Un regard ironique sur soi-même les choses et les gens plus recension de livres.
Psychologie
Jean-Michel Oughourlian
"Genèse du désir"
Carnetsnord, 2007
Voulez-vous lire un livre utile ? Un livre simple, mais qui donne une clé pour comprendre ? Comprendre ce qui se passe –souvent mal– entre vous et les autres (personnes proches, collaborateurs, supérieurs hiérarchiques) ? En somme comprendre mieux ce qui se joue, de façon universelle, entre les gens, les peuples, et pour une large part à leur insu ?
Lisez la “Genèse du désir”. Un livre accessible à tous, proche du manuel, que nous donne aujourd’hui Jean-Michel Oughourlian.

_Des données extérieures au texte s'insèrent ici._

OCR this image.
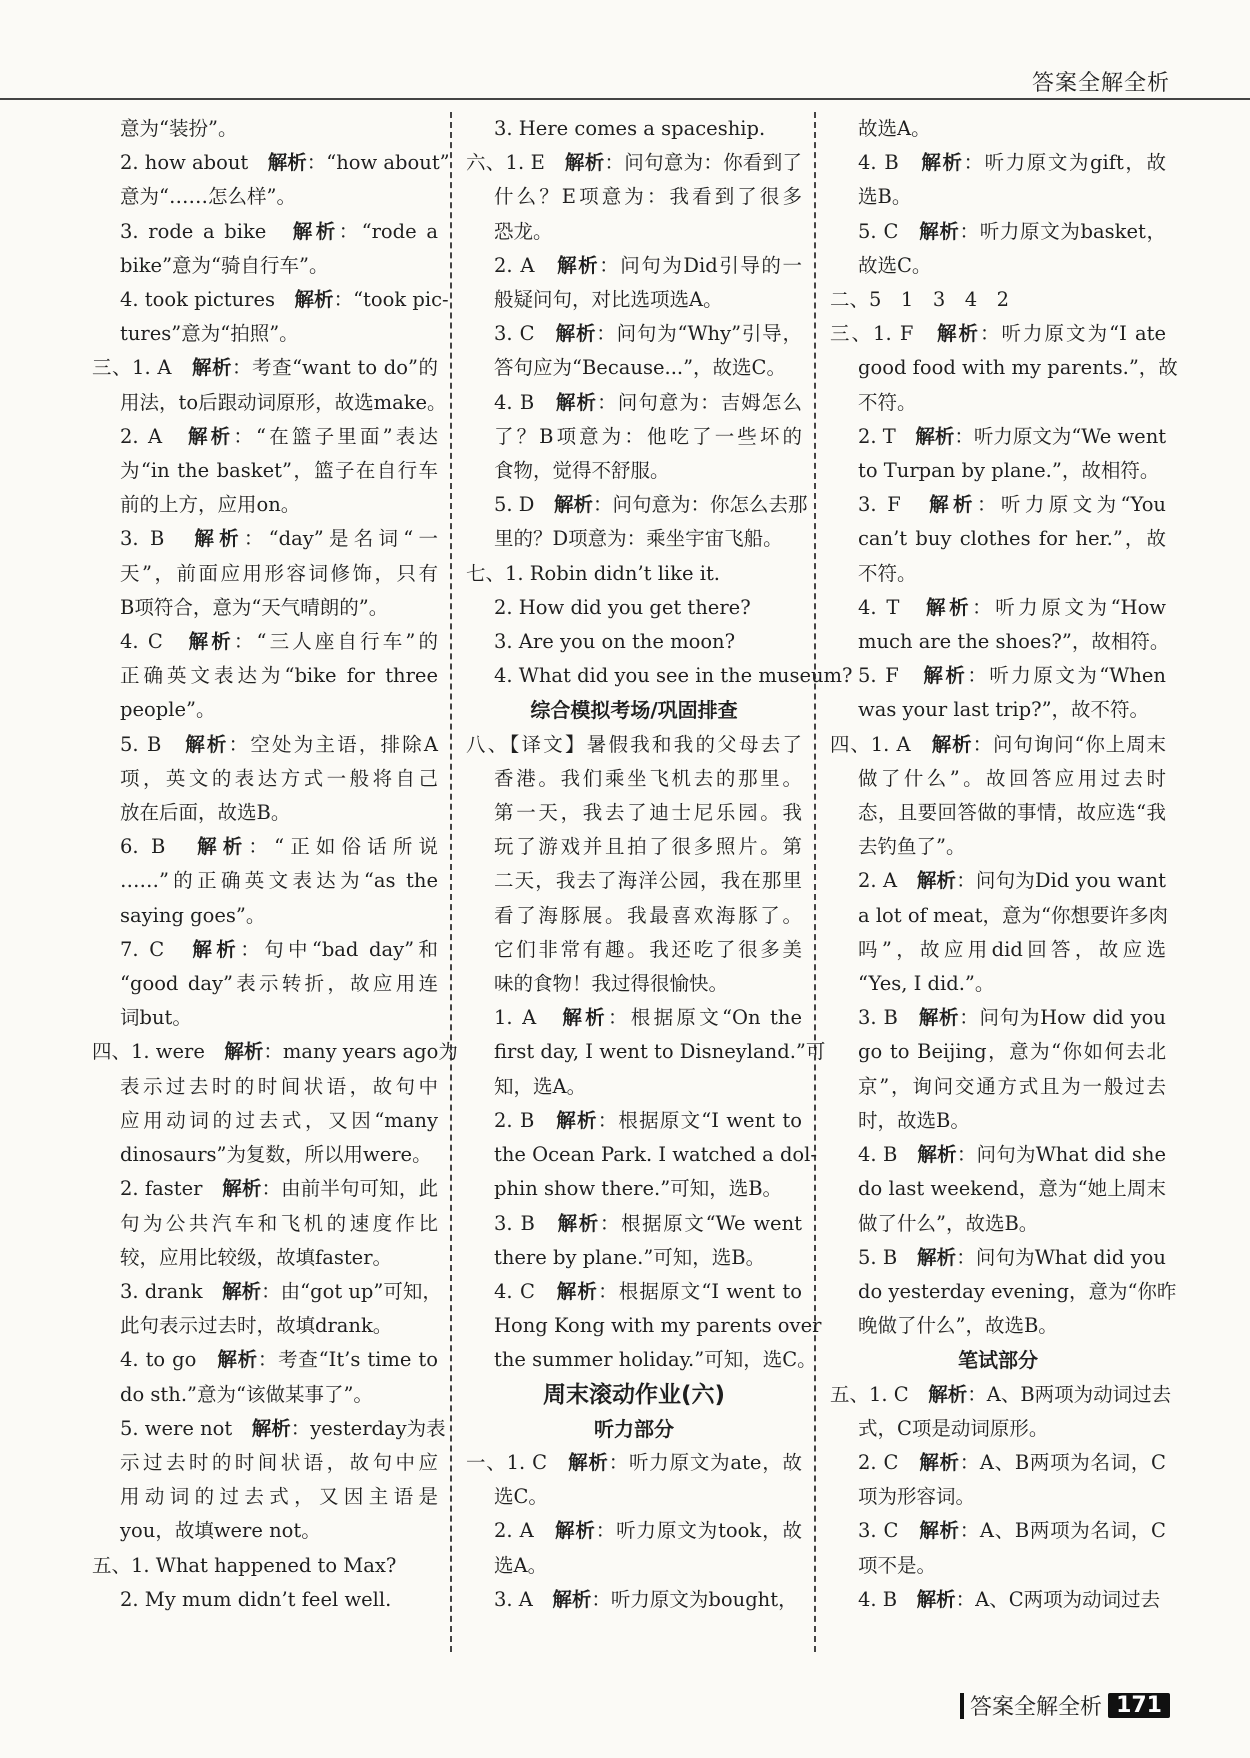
答案全解全析
意为“装扮”。
2. how about　解析：“how about”
意为“……怎么样”。
3. rode a bike　解析：“rode a
bike”意为“骑自行车”。
4. took pictures　解析：“took pic-
tures”意为“拍照”。
三、1. A　解析：考查“want to do”的
用法，to后跟动词原形，故选make。
2. A　解析：“在篮子里面”表达
为“in the basket”，篮子在自行车
前的上方，应用on。
3. B　解析：“day”是名词“一
天”，前面应用形容词修饰，只有
B项符合，意为“天气晴朗的”。
4. C　解析：“三人座自行车”的
正确英文表达为“bike for three
people”。
5. B　解析：空处为主语，排除A
项，英文的表达方式一般将自己
放在后面，故选B。
6. B　解析：“正如俗话所说
……”的正确英文表达为“as the
saying goes”。
7. C　解析：句中“bad day”和
“good day”表示转折，故应用连
词but。
四、1. were　解析：many years ago为
表示过去时的时间状语，故句中
应用动词的过去式，又因“many
dinosaurs”为复数，所以用were。
2. faster　解析：由前半句可知，此
句为公共汽车和飞机的速度作比
较，应用比较级，故填faster。
3. drank　解析：由“got up”可知，
此句表示过去时，故填drank。
4. to go　解析：考查“It’s time to
do sth.”意为“该做某事了”。
5. were not　解析：yesterday为表
示过去时的时间状语，故句中应
用动词的过去式，又因主语是
you，故填were not。
五、1. What happened to Max?
2. My mum didn’t feel well.
3. Here comes a spaceship.
六、1. E　解析：问句意为：你看到了
什么？E项意为：我看到了很多
恐龙。
2. A　解析：问句为Did引导的一
般疑问句，对比选项选A。
3. C　解析：问句为“Why”引导，
答句应为“Because...”，故选C。
4. B　解析：问句意为：吉姆怎么
了？B项意为：他吃了一些坏的
食物，觉得不舒服。
5. D　解析：问句意为：你怎么去那
里的？D项意为：乘坐宇宙飞船。
七、1. Robin didn’t like it.
2. How did you get there?
3. Are you on the moon?
4. What did you see in the museum?
综合模拟考场/巩固排查
八、【译文】暑假我和我的父母去了
香港。我们乘坐飞机去的那里。
第一天，我去了迪士尼乐园。我
玩了游戏并且拍了很多照片。第
二天，我去了海洋公园，我在那里
看了海豚展。我最喜欢海豚了。
它们非常有趣。我还吃了很多美
味的食物！我过得很愉快。
1. A　解析：根据原文“On the
first day, I went to Disneyland.”可
知，选A。
2. B　解析：根据原文“I went to
the Ocean Park. I watched a dol-
phin show there.”可知，选B。
3. B　解析：根据原文“We went
there by plane.”可知，选B。
4. C　解析：根据原文“I went to
Hong Kong with my parents over
the summer holiday.”可知，选C。
周末滚动作业(六)
听力部分
一、1. C　解析：听力原文为ate，故
选C。
2. A　解析：听力原文为took，故
选A。
3. A　解析：听力原文为bought，
故选A。
4. B　解析：听力原文为gift，故
选B。
5. C　解析：听力原文为basket，
故选C。
二、5　1　3　4　2
三、1. F　解析：听力原文为“I ate
good food with my parents.”，故
不符。
2. T　解析：听力原文为“We went
to Turpan by plane.”，故相符。
3. F　解析：听力原文为“You
can’t buy clothes for her.”，故
不符。
4. T　解析：听力原文为“How
much are the shoes?”，故相符。
5. F　解析：听力原文为“When
was your last trip?”，故不符。
四、1. A　解析：问句询问“你上周末
做了什么”。故回答应用过去时
态，且要回答做的事情，故应选“我
去钓鱼了”。
2. A　解析：问句为Did you want
a lot of meat，意为“你想要许多肉
吗”，故应用did回答，故应选
“Yes, I did.”。
3. B　解析：问句为How did you
go to Beijing，意为“你如何去北
京”，询问交通方式且为一般过去
时，故选B。
4. B　解析：问句为What did she
do last weekend，意为“她上周末
做了什么”，故选B。
5. B　解析：问句为What did you
do yesterday evening，意为“你昨
晚做了什么”，故选B。
笔试部分
五、1. C　解析：A、B两项为动词过去
式，C项是动词原形。
2. C　解析：A、B两项为名词，C
项为形容词。
3. C　解析：A、B两项为名词，C
项不是。
4. B　解析：A、C两项为动词过去
答案全解全析 171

Cet auteur, neuropsychiatre expérimenté, est un ancien familier de René Girard, à qui il emprunte la théorie du désir mimétique. Ce thérapeute est un pédagogue. Adversaire de l’emphase. Des effets de sidération que se plaisent à produire trop souvent nos théoriciens. Lacan ne parlait pas pour être compris. Il parlait pour être entendu. C’était son mode opératoire. J.M. Oughourlian écrit pour être compris. Et son premier soin est d’énoncer sa pensée clairement.
Son essai, toutefois, est à lire avec attention. Et même la plume à la main. Car le propos est grave. Qu’est-ce qui nous fait courir ? Qu’est ce qui pousse les humains à en désirer toujours davantage ? A se jalouser ? Se concurrencer ? Selon quel “mécanisme” se déploie l’énergie qui les meut, et souvent les enrage, jusqu’à la folie ?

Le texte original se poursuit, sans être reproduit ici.